Here is the problem:
If f= u+ iv is analytic in a region, show that uv is harmonic in the region but that u^2 need not be harmonic.
Thanks
$\displaystyle f(x+iy)=u+iv$
The function is analyic, hence homolorphic.

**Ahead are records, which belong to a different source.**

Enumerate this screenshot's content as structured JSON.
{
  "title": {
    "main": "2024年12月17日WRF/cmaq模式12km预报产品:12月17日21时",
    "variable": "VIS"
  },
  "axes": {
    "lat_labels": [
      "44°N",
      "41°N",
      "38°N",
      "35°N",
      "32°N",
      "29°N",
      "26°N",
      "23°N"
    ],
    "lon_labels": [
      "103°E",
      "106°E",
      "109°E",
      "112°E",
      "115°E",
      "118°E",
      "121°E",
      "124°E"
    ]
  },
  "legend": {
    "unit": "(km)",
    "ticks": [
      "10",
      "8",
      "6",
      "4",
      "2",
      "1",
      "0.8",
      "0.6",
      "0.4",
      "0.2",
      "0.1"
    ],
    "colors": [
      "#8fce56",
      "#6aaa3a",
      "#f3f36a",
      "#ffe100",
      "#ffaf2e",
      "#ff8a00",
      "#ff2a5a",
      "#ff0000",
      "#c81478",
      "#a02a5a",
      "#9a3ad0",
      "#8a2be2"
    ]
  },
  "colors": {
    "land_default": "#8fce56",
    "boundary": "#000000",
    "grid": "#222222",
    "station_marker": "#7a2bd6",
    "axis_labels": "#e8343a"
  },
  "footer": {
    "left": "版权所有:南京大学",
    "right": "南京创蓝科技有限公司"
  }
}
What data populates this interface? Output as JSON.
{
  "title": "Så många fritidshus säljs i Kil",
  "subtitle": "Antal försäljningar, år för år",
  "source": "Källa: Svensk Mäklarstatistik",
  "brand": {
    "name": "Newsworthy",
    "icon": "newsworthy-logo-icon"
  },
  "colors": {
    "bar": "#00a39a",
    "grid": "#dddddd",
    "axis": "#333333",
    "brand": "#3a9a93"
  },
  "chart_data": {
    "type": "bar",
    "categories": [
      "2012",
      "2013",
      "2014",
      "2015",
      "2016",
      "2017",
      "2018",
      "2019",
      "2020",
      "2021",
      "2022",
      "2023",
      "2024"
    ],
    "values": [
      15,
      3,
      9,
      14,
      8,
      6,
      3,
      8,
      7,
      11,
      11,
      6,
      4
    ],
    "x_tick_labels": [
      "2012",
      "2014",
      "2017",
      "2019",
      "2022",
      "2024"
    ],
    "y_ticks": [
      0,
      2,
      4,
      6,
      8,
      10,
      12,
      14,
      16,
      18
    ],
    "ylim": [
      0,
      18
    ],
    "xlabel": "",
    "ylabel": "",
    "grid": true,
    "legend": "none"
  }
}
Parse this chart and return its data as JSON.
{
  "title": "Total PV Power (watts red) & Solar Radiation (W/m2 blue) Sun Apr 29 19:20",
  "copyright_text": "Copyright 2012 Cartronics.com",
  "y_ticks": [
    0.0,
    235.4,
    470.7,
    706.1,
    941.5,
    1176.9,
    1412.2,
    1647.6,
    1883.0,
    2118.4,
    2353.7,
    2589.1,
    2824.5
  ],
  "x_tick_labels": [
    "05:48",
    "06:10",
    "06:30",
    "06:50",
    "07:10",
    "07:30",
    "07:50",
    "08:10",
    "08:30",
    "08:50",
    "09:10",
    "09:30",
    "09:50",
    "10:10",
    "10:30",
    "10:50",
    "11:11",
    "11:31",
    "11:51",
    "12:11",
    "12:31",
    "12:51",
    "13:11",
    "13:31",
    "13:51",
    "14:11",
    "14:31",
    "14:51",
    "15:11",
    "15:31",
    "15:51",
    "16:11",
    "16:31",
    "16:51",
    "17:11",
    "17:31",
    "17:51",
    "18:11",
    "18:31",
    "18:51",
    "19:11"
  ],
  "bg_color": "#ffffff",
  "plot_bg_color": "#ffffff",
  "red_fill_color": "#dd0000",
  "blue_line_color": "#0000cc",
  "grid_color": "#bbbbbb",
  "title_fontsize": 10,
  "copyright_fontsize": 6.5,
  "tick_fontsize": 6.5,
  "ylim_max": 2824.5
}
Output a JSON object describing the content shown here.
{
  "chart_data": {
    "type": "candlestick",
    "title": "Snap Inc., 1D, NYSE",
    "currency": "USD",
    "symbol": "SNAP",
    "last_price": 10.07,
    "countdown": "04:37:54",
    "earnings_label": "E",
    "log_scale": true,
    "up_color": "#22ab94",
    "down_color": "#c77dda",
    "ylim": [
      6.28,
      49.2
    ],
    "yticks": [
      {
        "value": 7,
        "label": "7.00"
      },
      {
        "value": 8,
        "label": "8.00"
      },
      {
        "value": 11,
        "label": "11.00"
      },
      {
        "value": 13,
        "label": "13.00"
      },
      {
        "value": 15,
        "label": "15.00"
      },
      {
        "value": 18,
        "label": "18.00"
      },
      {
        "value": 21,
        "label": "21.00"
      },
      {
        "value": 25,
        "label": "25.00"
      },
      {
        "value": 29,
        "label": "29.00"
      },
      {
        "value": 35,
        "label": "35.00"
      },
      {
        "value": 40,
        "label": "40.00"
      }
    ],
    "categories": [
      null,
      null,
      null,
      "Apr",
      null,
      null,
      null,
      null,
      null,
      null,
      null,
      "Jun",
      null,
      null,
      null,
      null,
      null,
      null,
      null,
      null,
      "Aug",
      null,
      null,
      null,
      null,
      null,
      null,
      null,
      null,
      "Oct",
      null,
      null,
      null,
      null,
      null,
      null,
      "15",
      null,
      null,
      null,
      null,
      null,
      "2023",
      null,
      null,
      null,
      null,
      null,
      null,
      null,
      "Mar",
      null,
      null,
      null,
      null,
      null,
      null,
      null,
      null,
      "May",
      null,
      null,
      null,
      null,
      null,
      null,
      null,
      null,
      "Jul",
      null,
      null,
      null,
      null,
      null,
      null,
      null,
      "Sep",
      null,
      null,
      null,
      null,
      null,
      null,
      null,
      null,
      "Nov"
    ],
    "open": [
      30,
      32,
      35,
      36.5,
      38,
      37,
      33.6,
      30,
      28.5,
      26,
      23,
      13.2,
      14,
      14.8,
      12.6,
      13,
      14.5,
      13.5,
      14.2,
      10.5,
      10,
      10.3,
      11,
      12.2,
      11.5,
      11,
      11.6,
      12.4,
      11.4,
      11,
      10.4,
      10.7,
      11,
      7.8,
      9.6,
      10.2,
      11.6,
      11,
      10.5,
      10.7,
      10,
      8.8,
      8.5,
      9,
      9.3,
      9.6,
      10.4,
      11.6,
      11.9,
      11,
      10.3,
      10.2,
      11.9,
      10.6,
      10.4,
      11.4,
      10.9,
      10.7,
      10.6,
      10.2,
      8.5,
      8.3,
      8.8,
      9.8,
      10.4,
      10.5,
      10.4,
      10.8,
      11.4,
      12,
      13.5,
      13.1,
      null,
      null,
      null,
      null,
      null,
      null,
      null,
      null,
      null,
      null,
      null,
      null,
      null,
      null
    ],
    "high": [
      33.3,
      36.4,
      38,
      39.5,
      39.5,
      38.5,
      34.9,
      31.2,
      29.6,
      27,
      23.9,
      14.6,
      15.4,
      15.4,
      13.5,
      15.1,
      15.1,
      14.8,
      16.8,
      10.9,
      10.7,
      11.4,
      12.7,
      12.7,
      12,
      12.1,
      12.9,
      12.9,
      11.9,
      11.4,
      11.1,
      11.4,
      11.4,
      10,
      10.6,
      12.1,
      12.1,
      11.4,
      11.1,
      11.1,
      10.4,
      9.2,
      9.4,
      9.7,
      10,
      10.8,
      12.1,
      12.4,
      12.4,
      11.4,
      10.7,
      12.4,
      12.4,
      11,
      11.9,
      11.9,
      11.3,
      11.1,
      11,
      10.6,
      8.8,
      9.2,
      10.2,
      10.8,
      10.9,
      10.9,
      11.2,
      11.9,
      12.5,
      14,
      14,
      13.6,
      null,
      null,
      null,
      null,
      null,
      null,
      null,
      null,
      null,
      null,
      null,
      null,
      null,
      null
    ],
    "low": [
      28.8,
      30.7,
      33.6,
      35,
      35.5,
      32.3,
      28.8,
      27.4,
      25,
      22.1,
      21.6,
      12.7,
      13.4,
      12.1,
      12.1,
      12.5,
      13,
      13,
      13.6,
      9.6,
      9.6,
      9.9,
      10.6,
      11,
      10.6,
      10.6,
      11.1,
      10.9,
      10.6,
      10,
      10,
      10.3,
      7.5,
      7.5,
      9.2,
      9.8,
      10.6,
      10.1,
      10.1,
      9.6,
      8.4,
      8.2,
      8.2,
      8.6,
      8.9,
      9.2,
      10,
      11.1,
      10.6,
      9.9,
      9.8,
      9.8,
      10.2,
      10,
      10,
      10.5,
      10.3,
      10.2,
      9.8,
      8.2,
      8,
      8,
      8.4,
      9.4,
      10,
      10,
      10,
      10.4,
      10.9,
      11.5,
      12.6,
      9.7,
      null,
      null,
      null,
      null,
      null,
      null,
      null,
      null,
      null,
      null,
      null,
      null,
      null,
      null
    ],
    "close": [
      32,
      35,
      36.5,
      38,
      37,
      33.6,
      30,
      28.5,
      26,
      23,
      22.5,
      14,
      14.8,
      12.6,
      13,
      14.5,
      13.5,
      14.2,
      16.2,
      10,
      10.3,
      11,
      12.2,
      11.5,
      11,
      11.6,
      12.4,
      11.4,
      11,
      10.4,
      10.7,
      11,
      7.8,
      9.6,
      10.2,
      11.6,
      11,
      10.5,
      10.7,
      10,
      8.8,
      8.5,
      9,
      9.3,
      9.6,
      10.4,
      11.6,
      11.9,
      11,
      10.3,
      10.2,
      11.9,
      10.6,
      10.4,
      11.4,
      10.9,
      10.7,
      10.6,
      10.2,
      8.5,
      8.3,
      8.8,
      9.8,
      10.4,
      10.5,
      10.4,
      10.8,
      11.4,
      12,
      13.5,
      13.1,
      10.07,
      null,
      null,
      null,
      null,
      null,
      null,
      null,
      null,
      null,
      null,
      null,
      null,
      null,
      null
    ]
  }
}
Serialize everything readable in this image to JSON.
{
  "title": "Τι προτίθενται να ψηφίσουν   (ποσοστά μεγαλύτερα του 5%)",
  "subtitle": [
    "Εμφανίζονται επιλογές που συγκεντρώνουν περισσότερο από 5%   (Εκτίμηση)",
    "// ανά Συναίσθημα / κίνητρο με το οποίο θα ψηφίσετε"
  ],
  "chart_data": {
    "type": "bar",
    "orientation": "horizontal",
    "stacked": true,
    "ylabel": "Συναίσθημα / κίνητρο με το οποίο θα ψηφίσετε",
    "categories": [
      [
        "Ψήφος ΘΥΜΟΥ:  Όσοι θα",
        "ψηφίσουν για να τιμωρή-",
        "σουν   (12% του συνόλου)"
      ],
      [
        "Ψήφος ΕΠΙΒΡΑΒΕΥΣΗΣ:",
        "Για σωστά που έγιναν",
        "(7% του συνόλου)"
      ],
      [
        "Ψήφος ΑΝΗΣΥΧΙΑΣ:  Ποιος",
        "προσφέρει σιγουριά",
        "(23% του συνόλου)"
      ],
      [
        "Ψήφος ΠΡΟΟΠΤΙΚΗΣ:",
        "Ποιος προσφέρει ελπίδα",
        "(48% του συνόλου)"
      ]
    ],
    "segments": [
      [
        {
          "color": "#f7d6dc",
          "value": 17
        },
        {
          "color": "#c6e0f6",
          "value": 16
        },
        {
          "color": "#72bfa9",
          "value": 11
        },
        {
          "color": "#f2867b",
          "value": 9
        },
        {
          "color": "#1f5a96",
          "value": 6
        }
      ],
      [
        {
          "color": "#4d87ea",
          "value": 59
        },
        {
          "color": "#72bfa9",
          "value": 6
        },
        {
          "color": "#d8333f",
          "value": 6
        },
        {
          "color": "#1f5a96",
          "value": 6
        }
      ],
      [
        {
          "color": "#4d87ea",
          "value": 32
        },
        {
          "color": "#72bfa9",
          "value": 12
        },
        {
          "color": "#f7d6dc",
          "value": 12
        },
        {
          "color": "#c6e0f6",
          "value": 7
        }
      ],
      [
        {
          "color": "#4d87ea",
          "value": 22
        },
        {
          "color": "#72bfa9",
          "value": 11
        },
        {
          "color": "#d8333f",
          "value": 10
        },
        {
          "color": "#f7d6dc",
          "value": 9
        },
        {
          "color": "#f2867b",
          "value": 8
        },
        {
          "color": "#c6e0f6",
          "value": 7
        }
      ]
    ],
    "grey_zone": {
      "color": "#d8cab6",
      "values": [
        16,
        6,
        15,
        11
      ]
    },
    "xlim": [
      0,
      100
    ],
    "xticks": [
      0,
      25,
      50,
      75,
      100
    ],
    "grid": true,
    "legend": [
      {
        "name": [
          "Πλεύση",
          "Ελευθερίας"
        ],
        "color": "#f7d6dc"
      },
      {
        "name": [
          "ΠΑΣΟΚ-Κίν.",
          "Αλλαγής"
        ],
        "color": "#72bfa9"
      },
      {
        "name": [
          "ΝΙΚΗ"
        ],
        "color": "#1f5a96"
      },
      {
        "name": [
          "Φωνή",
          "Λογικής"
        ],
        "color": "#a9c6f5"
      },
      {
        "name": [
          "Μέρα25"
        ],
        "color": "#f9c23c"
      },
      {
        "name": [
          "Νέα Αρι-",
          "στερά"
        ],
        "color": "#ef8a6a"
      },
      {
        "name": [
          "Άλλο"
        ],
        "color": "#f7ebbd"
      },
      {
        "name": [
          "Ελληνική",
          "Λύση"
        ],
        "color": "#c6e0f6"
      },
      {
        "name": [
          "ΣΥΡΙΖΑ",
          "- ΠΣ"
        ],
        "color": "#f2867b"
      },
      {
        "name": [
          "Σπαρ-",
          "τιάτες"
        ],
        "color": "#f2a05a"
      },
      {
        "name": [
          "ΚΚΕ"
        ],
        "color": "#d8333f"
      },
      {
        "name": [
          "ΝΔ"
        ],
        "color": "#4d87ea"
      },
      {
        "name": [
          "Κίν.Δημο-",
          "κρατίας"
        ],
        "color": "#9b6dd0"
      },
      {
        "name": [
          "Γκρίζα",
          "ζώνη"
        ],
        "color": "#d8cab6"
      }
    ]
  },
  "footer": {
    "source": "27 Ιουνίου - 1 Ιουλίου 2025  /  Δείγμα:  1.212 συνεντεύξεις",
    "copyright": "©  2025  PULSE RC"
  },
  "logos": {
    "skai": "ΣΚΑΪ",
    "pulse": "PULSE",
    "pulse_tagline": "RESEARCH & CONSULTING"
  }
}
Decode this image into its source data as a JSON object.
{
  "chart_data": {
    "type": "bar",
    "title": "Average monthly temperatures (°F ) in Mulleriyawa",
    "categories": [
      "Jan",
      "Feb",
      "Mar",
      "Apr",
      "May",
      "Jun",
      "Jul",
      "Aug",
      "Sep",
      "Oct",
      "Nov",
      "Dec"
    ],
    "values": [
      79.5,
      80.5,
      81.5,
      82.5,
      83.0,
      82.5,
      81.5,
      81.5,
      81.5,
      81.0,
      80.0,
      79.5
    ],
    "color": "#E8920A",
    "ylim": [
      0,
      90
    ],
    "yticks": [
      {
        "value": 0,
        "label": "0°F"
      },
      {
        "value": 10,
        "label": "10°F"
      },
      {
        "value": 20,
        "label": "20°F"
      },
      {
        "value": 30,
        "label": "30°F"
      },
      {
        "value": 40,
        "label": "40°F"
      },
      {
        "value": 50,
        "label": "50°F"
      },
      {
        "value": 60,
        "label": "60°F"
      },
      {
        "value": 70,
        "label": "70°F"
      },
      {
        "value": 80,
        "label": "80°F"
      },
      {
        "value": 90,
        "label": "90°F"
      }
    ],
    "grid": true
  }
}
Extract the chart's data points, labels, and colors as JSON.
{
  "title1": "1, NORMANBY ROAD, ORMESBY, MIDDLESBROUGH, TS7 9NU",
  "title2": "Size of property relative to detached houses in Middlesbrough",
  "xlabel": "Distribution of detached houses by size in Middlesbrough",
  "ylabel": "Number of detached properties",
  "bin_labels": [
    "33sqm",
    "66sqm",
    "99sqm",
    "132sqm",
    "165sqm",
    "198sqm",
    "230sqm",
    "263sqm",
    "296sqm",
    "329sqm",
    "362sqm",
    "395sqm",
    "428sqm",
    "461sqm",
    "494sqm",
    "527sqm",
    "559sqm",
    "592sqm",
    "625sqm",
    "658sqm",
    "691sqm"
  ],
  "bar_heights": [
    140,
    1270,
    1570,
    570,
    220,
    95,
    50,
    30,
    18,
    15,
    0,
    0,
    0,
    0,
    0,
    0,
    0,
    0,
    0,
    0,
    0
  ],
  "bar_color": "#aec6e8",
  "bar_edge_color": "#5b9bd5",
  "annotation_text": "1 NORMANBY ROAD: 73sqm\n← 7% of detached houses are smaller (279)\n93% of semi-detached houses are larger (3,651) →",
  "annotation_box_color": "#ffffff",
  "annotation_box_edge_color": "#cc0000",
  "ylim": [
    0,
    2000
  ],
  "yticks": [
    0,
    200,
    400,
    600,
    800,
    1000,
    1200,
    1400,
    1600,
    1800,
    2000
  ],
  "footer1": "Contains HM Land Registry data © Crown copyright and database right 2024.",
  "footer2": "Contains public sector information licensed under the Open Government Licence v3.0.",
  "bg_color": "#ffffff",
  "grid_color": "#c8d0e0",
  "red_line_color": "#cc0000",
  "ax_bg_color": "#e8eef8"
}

It satisfies the Cauchy-Riemann Equations.
$\displaystyle u_x=v_y$
$\displaystyle u_y=-v_x$
Thus,
$\displaystyle u_xv_x+u_yv_y=0$
We need to show,
$\displaystyle uv$
Solves the PDE,
$\displaystyle f_{xx}+f_{yy}=0$.
Now,
$\displaystyle (uv)_{xx}=(u_xv+uv_x)_x=u_{xx}v+2u_xv_x+uv_{xx}$
$\displaystyle (uv)_{yy}=u_{yy}v+2u_yv_y+uv_{yy}$
Add them,
$\displaystyle (uv)_{xx}+(uv)_{yy}=u_{xx}v+2(u_xv_x+u_yv_y)+uv_{y y}$
But from Cauchy-Riemann Equations,
$\displaystyle (uv)_{xx}+(uv)_{yy}=u_{xx}v+uv_{yy}$
Maybe there is some theorem that tell the right hand side is zero. I do not know of one.
The function is analyic, hence both u and v are harmonic.
It satisfies the Cauchy-Riemann Equations.
$\displaystyle u_x=v_y$ & $\displaystyle u_y=-v_x$
Now,
$\displaystyle (uv)_{xx}=(u_xv+uv_x)_x=u_{xx}v+2u_xv_x+uv_{xx}$
$\displaystyle (uv)_{yy}=u_{yy}v+2u_yv_y+uv_{yy}$
Add them,
$\displaystyle (uv)_{xx}+(uv)_{yy}=2(u_xv_x+u_yv_y) $ because
$\displaystyle u_{xx}+ u_{yy}=0$ & $\displaystyle v_{xx}+ v_{yy}=0.$
But $\displaystyle u_x v_x + u_y v_y = u_x \left( { - u_y } \right) + u_y \left( { u_x } \right) = 0$
For the complex analyst the definition is: a function $\displaystyle f$ said to be analytic at $\displaystyle z_0$ if its derivative exists at each point in some neighborhood of $\displaystyle z_0$.
Moreover, a function $\displaystyle u$ is said to be harmonic if $\displaystyle u_{xx} + u_{yy} = 0$, that is the Laplace equation as you have noted.
Theorem: If $\displaystyle f(z) = u(x,y) + iv(x,y)$ is analytic is the domain $\displaystyle D$, then both $\displaystyle u(x,y)$ and $\displaystyle v(x,y)$ are harmonic in $\displaystyle D$.